Almost seven years ago, Amazon published a remarkable statistic: the online retail giant found that every 100ms of latency cost them 1% in sales. Around the same time, a study by Tabb Group revealed that a broker could lose as much as $4 million in revenues per millisecond if its electronic trading platform was only 5ms behind the competition.

Although low-latency connectivity has become more commoditised since Amazon, Tabb and others began this conversation about latency nearly a decade ago, low latency is still a critical element of business success in the current era. It’s practically a foregone conclusion that all companies these days will prioritise speed, so lagging behind can have costly consequences.

What is the Cost of Latency

The cost of latency refers to the negative impact that delays or slow response times can have on various processes in computing and networking systems. This can lead to decreased efficiency, productivity, and ultimately revenue for businesses that rely on fast and responsive systems.

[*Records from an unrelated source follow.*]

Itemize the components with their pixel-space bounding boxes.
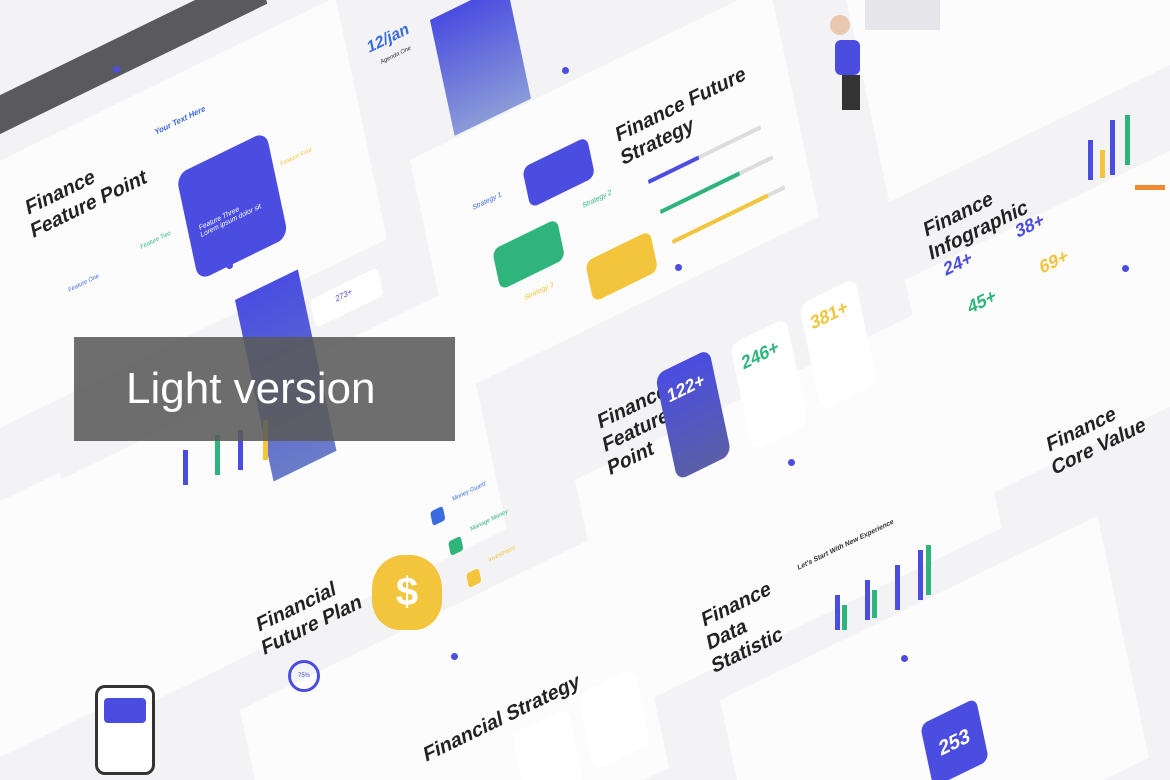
title: Finance Feature Point (center): Finance: [596, 379, 669, 434]
card: Feature Three blue: [176, 131, 288, 281]
card 246+: [730, 318, 808, 451]
bar chart: data statistic: [835, 545, 931, 630]
title: Financial Strategy: Financial Strategy: [422, 669, 582, 767]
text: 273+: [335, 287, 353, 304]
photo card with stats 273+: [235, 269, 336, 481]
title: Finance Feature Point (center): Feature: [601, 404, 671, 457]
card 381+: 381+: [809, 296, 849, 334]
progress bars: [648, 125, 785, 244]
text: Manage Money: [470, 509, 508, 533]
title: Finance Infographic: Infographic: [927, 195, 1030, 265]
title: Finance Data Statistic: [700, 577, 785, 679]
text: Feature Four: [280, 147, 312, 168]
card 122+: [655, 349, 731, 481]
title: Finance Feature Point (left): Feature Point: [29, 165, 149, 243]
list: money items: [430, 480, 516, 588]
card: Feature Three blue: Feature Three: [199, 206, 240, 232]
chart top right: [1088, 115, 1165, 190]
text: Investment: [488, 545, 516, 564]
title: Finance Core Value: Core Value: [1050, 413, 1148, 480]
overlay: Light version: [74, 337, 455, 441]
title: Finance Data Statistic: Finance: [700, 577, 773, 632]
title: Finance Feature Point (center): Point: [606, 436, 656, 481]
card 253: 253: [937, 724, 972, 761]
strategy cards bottom: [512, 708, 584, 780]
text: Agenda One: [380, 45, 412, 66]
dark photo strip top-left: [0, 0, 267, 135]
donut 75%: 75%: [298, 673, 310, 679]
title: Finance Data Statistic: Statistic: [710, 622, 785, 679]
icon: money bag: [372, 555, 442, 630]
title: Finance Data Statistic: Data: [705, 614, 749, 655]
stats: [942, 209, 1070, 318]
bar chart: build process: [183, 420, 268, 485]
title: Financial Future Plan: Future Plan: [260, 590, 364, 660]
whiteboard: [865, 0, 940, 30]
text: Money Guard: [452, 481, 486, 503]
donut 75%: [288, 660, 320, 692]
card: Feature Three blue: Lorem ipsum dolor sit: [200, 203, 262, 239]
text: 38+: [1014, 209, 1046, 242]
blue building photo: [430, 0, 531, 136]
text: Your Text Here: Your Text Here: [154, 104, 206, 137]
text: Let's Start With New Experience: [797, 518, 894, 572]
overlay: Light version: Light version: [126, 364, 375, 413]
title: Finance Future Strategy: Strategy: [619, 113, 696, 170]
text: feature labels: Feature One: [68, 273, 100, 294]
title: Finance Future Strategy: Finance Future: [614, 62, 748, 147]
text: Strategy 1: [472, 191, 502, 212]
phone illustration: [95, 685, 155, 775]
card 122+: 122+: [665, 369, 706, 407]
text: Feature Two: [140, 230, 171, 251]
text: Strategy 3: [524, 281, 554, 302]
illustration: woman presenter: [830, 15, 860, 110]
title: Finance Core Value: Finance: [1045, 402, 1118, 457]
text: 12/jan: 12/jan: [366, 20, 410, 57]
card 246+: 246+: [740, 336, 780, 374]
title: Finance Infographic: Finance: [922, 187, 995, 242]
card 253: [920, 698, 989, 780]
text: 24+: [942, 247, 974, 280]
text: 69+: [1038, 245, 1070, 278]
title: Financial Future Plan: Financial: [255, 577, 338, 637]
pagination dots: [113, 66, 1129, 662]
card 381+: [799, 278, 877, 411]
strategy boxes: [472, 139, 657, 302]
title: Finance Feature Point (center): [596, 379, 671, 481]
title: Finance Feature Point (left): Finance: [24, 165, 97, 220]
icon: money bag: $: [396, 570, 418, 614]
text: Strategy 2: [582, 189, 612, 210]
text: 45+: [966, 285, 998, 318]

To evaluate the cost of latency, let’s start by revisiting Amazon’s estimates from the past. The tech giant has grown immensely; its sales were reported to fall just short of $89B. Assuming that same 1% sales cost for every 100ms of latency, 100ms of latency would’ve cost the company a staggering $889M throughout the year. Additionally, the financial services ecosystem has grown so much that high-frequency stock traders have continually shown willingness to invest hundreds of millions of dollars to eliminate latency between exchanges around the world.

Latency in Different Industries

While the tolerance for latency varies greatly by industry, with no industry more concerned about eliminating latency than financial services, one thing is clear: today’s customers prioritise speed and will continue to reward the companies that do the same. In financial services, the cost of latency is enough to warrant a $1.5B investment to reduce latency between London and Tokyo by 60ms. Latency reduction may not be as much at the forefront as it was in some industries even just a few years ago, but its importance to better business is still clear.

Back at the broader B2C level, current estimates from Akamai show that a 1 second delay in page response can result in a 7% reduction in conversions. For an ecommerce site making $100,000 per day, that adds up to $2.5 million in lost sales every year. Up to a certain point, businesses these days really cannot afford to have slower connections than their competition.

Whether in financial services or in ecommerce, success is still highly dependent on low-latency connections—even if those connections are more affordable and accessible than they were in the past. We take that into account at Digital Realty, offering low-latency solutions like Cross Connect, Metro Connect, and our Digital Realty Internet Exchange, all of which prioritise fast, reliable, low-latency connection between businesses, carriers, their customers, and everyone in between. That’s the same reason why low-latency access is so essential at our New York City which position customers within the most important business ecosystem in the world.

For media providers, financial exchange and application providers, cloud providers, and enterprises of all types, the cost of latency in 2015 is higher than ever. If your colocation and connection partner doesn’t prioritise low-latency connections, chances are, you’re already behind the competition. To learn more about how Digital Realty can help your business succeed in today’s competitive environment, reach out to us via our site’s Contact Us page.

Frequently Asked Questions About Latency

What is network latency?

Network latency is the delay that occurs in data communication over a network. It is the time it takes for data to travel from the source to the destination.

What is latency in finance?

Latency in finance refers to the delay in the execution of financial transactions, such as trades or orders. In high-frequency trading, low latency is crucial for executing trades quickly and gaining a competitive edge in the market.

What is low latency connectivity?

Low latency connectivity refers to network connections that have minimal delays in transmitting data. This can be achieved through high-speed networks, optimised routing, and efficient hardware.

Is it good to have low latency?

Having low latency is generally considered beneficial, especially in time-sensitive applications such as online gaming, financial trading, and real-time communication. Reduced latency can improve user experience, increase efficiency, and minimise delays in data transmission.

What is low latency in data centre?

Low latency in a data centre refers to the minimal delay in processing and transmitting data within the data centre infrastructure. This can be achieved through the use of high-performance servers, optimized network configurations, and efficient data storage solutions.